Zu beachten ist: Wenn das EU-Parlament zu einer Plenarsitzung zusammenkommt und über Entschließungsvorlagen aus den Fachausschüssen abstimmt, können alle Fraktionen noch einmal mit Änderungsanträgen oder Streichungsanträgen versuchen, zusätzliche Elemente in den Entschließungstext einzufügen oder herauszustreichen. Dabei handelt es sich nicht um „Schaufensteranträge“, die nur Aktivismus vortäuschen sollen, sondern um ganz alltägliches parlamentarisches Handwerk, mithin nichts Besonderes. Die Änderungs- und Streichungsanträge zur Grundrechte-Entschließung wurden hauptsächlich vom Abgeordneten Prof. Dr. Jörg Meuthen (AfD) im Namen der Fraktion „Freiheit und Direkte Demokratie“ (EFDD) eingereicht. Dafür muss man ihn nicht loben, und wir tun es hier auch nicht. Er hat nur seinen Job gemacht.

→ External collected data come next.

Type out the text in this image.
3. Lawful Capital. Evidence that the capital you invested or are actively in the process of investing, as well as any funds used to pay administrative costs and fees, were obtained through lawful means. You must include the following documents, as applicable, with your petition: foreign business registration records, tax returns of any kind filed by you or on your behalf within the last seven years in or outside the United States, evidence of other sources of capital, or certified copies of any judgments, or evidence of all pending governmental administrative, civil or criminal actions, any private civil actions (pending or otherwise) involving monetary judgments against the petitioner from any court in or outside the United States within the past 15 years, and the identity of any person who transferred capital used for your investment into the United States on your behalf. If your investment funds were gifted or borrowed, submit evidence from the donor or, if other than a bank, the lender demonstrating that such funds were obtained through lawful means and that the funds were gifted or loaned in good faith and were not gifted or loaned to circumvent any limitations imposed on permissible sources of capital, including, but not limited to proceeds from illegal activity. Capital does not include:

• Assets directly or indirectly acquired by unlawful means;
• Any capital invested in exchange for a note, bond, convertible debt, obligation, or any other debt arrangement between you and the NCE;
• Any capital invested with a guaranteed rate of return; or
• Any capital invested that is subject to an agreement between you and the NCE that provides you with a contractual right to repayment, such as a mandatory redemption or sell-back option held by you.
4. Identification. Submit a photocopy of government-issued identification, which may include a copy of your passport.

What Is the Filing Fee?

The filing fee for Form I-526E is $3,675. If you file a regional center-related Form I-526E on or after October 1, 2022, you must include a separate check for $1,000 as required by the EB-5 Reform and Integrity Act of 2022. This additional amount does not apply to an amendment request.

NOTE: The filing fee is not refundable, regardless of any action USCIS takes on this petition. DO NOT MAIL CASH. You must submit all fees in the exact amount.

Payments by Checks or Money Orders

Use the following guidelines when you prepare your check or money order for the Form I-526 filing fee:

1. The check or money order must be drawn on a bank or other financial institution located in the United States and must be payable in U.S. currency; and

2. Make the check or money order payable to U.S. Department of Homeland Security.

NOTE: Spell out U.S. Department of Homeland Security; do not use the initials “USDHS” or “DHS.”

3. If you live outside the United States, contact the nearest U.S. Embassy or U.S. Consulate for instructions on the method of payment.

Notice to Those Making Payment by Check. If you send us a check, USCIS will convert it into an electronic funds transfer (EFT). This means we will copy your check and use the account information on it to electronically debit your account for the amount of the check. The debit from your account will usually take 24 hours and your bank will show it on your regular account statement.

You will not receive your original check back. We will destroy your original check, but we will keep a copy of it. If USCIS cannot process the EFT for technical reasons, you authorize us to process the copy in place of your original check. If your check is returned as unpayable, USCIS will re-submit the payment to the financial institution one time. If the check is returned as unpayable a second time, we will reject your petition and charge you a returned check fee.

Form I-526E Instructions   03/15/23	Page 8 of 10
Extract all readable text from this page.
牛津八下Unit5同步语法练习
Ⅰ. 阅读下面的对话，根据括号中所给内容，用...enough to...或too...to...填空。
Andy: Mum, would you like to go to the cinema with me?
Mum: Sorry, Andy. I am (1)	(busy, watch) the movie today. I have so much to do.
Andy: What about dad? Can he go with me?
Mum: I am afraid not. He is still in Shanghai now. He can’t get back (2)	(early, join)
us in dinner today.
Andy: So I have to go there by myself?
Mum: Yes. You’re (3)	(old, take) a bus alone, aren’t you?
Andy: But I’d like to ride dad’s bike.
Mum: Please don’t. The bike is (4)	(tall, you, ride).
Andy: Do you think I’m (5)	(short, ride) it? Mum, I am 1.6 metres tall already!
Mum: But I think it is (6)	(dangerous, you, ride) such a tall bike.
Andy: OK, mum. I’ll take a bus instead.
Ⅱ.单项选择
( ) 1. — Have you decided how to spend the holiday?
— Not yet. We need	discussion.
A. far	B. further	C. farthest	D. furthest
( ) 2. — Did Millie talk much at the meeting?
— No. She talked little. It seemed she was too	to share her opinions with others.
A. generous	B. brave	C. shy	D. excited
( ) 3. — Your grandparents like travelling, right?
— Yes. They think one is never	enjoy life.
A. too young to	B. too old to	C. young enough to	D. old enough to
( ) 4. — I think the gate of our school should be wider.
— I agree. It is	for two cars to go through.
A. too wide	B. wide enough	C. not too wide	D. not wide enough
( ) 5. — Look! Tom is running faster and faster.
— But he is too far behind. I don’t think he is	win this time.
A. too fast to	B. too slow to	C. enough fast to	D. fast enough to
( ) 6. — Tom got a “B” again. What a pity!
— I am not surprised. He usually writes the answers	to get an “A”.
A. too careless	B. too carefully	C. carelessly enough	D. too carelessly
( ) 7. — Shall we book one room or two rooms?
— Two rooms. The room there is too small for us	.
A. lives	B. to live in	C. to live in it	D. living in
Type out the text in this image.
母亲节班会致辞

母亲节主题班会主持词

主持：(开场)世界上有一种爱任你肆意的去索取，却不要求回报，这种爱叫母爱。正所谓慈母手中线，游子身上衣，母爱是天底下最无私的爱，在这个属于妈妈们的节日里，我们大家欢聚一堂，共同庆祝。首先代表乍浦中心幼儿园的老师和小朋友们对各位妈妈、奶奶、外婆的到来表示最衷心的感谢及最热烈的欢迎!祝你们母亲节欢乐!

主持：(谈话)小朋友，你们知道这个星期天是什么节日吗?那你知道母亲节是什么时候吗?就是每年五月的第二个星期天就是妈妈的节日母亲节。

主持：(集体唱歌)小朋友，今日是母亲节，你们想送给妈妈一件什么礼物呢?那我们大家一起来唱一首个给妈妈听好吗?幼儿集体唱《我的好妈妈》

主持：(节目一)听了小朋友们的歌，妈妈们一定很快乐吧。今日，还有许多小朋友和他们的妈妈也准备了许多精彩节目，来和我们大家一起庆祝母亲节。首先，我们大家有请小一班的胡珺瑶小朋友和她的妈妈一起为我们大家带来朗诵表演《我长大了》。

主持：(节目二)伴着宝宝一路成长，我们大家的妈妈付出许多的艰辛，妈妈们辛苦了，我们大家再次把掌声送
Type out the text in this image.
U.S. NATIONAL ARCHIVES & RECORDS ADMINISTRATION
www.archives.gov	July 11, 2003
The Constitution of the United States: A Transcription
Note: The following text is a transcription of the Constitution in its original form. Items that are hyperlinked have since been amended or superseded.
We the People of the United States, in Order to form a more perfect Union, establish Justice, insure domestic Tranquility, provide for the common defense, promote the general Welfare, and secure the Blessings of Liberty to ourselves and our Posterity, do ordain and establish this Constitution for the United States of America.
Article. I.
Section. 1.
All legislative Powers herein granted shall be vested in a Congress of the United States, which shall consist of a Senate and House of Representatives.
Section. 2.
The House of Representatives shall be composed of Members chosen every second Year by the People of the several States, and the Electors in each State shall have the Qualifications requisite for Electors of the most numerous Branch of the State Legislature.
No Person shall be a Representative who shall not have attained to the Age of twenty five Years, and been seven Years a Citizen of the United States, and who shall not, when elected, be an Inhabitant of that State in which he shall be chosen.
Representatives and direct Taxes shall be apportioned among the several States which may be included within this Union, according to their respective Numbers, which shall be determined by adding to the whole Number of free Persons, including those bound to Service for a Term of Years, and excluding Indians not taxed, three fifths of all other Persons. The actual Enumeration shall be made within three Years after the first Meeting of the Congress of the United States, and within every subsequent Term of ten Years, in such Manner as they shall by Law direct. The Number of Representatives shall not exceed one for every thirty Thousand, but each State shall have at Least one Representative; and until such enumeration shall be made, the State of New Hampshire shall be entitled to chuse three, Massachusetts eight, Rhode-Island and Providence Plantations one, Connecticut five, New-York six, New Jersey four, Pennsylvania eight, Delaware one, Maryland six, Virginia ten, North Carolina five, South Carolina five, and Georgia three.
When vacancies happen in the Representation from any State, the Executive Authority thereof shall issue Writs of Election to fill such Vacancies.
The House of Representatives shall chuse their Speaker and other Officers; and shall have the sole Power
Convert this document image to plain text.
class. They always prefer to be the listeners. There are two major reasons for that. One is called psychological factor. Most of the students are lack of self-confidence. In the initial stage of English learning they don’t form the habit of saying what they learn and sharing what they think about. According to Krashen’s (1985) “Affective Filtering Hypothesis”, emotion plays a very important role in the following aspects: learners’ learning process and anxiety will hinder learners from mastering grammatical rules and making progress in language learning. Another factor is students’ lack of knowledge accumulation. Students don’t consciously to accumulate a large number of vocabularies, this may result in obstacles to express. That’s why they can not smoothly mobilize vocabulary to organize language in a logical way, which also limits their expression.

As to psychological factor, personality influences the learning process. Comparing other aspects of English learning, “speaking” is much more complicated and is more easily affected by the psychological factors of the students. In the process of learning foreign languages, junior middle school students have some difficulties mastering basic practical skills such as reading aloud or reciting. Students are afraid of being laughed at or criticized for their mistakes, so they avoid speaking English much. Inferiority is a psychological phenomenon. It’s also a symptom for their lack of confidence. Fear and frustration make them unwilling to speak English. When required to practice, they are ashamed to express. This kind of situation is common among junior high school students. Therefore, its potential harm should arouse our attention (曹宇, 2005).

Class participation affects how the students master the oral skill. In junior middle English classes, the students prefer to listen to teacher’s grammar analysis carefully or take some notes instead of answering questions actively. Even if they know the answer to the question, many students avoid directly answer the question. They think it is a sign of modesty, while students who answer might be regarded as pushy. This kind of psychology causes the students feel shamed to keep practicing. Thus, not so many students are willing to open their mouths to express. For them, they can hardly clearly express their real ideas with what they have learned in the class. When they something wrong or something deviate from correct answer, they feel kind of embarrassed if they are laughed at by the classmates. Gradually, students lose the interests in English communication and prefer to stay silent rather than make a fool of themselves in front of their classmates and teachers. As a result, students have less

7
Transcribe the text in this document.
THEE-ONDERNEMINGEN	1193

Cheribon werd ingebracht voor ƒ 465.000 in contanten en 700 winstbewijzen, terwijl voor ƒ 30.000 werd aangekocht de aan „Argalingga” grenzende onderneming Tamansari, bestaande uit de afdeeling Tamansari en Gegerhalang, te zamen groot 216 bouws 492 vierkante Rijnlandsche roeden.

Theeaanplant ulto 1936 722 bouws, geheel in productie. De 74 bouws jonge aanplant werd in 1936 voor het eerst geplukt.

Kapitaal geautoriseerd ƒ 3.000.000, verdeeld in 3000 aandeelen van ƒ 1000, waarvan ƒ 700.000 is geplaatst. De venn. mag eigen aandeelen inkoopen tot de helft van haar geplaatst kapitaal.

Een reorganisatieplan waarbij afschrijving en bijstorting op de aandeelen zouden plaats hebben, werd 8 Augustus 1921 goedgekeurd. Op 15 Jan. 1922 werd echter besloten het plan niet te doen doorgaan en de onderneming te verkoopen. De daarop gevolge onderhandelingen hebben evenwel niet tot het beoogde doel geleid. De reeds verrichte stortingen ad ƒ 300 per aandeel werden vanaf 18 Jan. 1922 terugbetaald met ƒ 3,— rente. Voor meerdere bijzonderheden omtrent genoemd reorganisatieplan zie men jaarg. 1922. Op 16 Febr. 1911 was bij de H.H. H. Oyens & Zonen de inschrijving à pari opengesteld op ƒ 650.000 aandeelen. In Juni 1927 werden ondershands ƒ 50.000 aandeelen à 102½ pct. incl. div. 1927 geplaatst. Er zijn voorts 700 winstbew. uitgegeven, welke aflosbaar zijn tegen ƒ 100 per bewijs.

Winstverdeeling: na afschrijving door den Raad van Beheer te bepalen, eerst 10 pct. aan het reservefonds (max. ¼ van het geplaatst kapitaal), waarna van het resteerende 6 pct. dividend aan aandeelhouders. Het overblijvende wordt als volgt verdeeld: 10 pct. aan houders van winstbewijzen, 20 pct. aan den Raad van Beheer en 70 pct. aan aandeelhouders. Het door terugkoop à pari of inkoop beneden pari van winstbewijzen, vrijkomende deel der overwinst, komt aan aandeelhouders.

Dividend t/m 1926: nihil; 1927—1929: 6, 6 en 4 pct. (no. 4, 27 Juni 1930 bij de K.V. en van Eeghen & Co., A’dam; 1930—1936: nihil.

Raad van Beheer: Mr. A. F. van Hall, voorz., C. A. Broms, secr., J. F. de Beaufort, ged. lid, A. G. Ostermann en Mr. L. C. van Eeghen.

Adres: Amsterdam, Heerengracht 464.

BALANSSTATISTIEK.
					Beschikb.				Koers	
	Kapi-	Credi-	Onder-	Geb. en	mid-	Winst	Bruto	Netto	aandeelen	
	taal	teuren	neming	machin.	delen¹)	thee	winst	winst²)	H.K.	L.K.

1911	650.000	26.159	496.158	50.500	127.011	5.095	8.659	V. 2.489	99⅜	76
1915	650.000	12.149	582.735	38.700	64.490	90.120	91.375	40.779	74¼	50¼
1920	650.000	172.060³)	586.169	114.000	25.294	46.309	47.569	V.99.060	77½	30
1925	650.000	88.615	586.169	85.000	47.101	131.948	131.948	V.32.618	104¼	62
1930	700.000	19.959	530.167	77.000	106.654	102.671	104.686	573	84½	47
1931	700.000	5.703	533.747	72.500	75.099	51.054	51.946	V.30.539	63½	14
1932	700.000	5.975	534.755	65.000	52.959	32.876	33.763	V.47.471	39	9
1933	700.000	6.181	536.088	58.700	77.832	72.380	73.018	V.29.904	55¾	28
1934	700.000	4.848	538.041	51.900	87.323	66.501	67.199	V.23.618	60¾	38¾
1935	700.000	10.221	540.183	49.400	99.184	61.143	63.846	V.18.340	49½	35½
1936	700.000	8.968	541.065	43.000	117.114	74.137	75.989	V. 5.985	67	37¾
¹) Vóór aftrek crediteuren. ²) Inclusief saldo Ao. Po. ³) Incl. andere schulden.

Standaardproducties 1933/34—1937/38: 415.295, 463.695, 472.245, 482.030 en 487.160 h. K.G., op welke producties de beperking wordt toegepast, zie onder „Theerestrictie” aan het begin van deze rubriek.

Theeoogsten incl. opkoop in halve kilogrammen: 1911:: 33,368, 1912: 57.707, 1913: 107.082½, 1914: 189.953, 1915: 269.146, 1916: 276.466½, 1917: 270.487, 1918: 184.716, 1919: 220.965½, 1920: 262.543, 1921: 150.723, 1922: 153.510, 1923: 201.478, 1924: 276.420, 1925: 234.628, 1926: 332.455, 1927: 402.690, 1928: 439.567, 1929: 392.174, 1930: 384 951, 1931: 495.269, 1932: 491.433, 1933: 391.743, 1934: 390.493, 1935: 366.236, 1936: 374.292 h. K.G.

Die Änderungsanträge zur Grundrechte-Entschließung können in sechs große Kategorien eingeteilt werden: 1) Respekt der EU-Verträge und des Subsidiaritätsprinzips; 2) Migrationskrise; 3) Meinungs- und Gewissensfreiheit; 4)  Gender-Ideologie und Homo-Ehe im Zusammenhang mit den Zuständigkeiten der EU; 5) Abtreibung als Menschenrecht; 6) Schutz christlicher Minderheiten. Die Ergebnisse nun sind bemerkenswert, um nicht zu sagen spektakulär:

1) Respekt der EU-Verträge. Die fünf Änderungsanträge (Nr. 31-34 und 48) sollten vor allem den Respekt des Subsidiaritätsprinzips und des geltenden EU-Rechts in die Entschließung einschreiben. Bei der Umsetzung der Politik der Grundrechte ist den Zuständigkeiten der EU, ihrer Einrichtungen und der Mitgliedsstaaten Rechnung zu tragen (48). Änderungsantrag 31 unterstrich noch einmal das „ordre public Prinzip“, welches die grundlegenden inländischen Wertvorstellungen der Mitgliedsstaaten vor der Manipulation nicht nur, aber auch durch die EU schützt. In Änderungsantrag 33 wurde in Bezugnahme auf Artikel 67 des EU-Vertrags auf geltendes EU-Recht hingewiesen, nämlich die Achtung der verschiedenen Rechtsordnungen und ?Traditionen der Mitgliedstaaten. Ein weiterer Änderungsantrag zitierte den EU-Vertrag: die Union achtet die jeweilige nationale Identität der Mitgliedsstaaten, die in ihren grundlegenden politischen und verfassungsmäßigen Strukturen zum Ausdruck kommt. Die Europa-Abgeordneten der im Bundestag vertretenen Parteien stimmten geschlossen gegen alle diese Anträge. Die Schlussfolgerung ist, dass sie weder das Subsidiaritätsprinzip noch die in Deutschland geltenden Rechtsordnungen und -traditionen achten (wie beispielsweise das Staatskirchenrecht oder das Rundfunkrecht). Das ist ein Freibrief für die EU-Institutionen zur weiteren „Vergemeinschaftung“ (Zentralisierung) ethisch wichtiger Aspekte des gesellschaftlichen Lebens.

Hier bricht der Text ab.